The Asteroid Belt Credits: space-facts.com |
The largest asteroid, 4 Vesta |
Some asteroids are large and hard bodies. There are more than 16 of those in the belt with a diameter greater than 240 km. The largest asteroids, 4 Vesta, 2 Pallas and 10 Hygiea, are 400 km long lore bigger. The largest asteroid, Ceres, a dwarf planet is the diameter of 950 km, or about a quarter of the size of our moon.
The Discovery of the Asteroid Belt
In the 18th century, Johann Titius, a German astronomer, noted a mathematical pattern in the layout of the planets and used it to predict the existence of one between Mars and Jupiter. In 1800, 25 astronomers organised a group known as the Celestial Police, searching 15 degrees of the Zodiac for the missing planet, in the group there was a Italian astronomer Giuseppe Piazzi, he named it Ceres.
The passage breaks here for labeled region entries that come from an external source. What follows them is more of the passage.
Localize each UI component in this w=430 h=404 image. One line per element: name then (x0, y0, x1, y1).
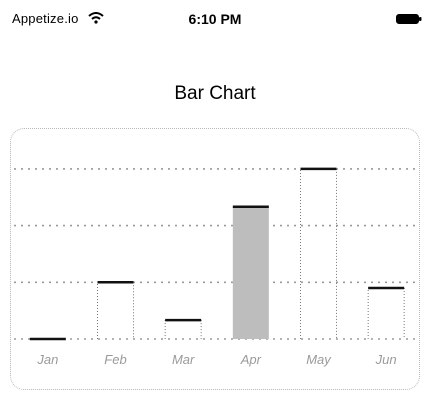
bar-outline (97, 282, 134, 339)
bar-fill (232, 206, 269, 339)
bar-apr[interactable] (232, 205, 269, 339)
wifi-icon (88, 12, 104, 24)
carrier-label: Appetize.io (12, 11, 79, 26)
chart-card (10, 128, 420, 390)
status-time: 6:10 PM (188, 11, 242, 27)
x-tick-label: Mar (172, 352, 195, 367)
x-tick-label: Apr (240, 352, 262, 367)
bar-mar[interactable] (164, 318, 202, 339)
x-tick-label: Jun (375, 352, 397, 367)
bar-feb[interactable] (97, 281, 134, 339)
x-tick-label: May (306, 352, 332, 367)
bar-may[interactable] (300, 167, 337, 339)
x-tick-label: Jan (36, 352, 58, 367)
bar-outline (367, 287, 405, 339)
bar-outline (300, 168, 337, 339)
bar-jun[interactable] (367, 286, 405, 339)
page-title: Bar Chart (174, 83, 256, 104)
bar-outline (164, 320, 202, 339)
x-tick-label: Feb (104, 352, 126, 367)
battery-icon (396, 14, 422, 24)
status-bar: Appetize.io 6:10 PM (0, 0, 430, 42)
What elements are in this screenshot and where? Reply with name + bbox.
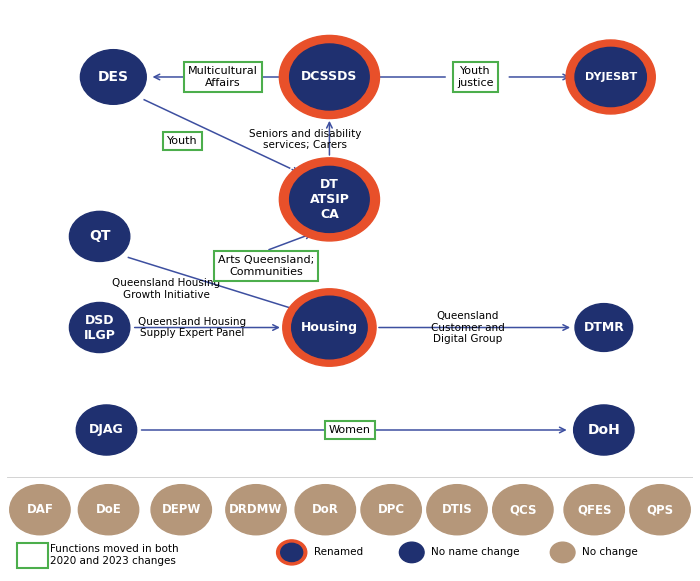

There was another body found, it was found a year later named Pallas. For sometime, both, Ceres and Pallas were referred as planets. By then the discovery rate of those asteroids increased, by the beginning of the 19th century, more than 100 asteroids had been found. After that, scientists quickly realised that the asteroids were too small to be considered as planets, and they began to call them asteroids.
What I've learnt?
- Some of the asteroids are made of iron and nickel metal.
- Other asteroids are made out of mix carbon-rich materials.
- There are more than 16 asteroids like 4 Vesta, 2 Pellas, 10 Hygiea etc:
- There are large asteroids like 4 Vesta, 2 Pellas and 10 Hygiea.
- Ceres is the diameter of 950 km and about a quarter of the size of our moon.
- Johann Titius noted a mathematical patter in the layout of the planets.
- Giuseppe Piazzi discovered Ceres and he named it
- Ceres and Pallas was before named as a planet.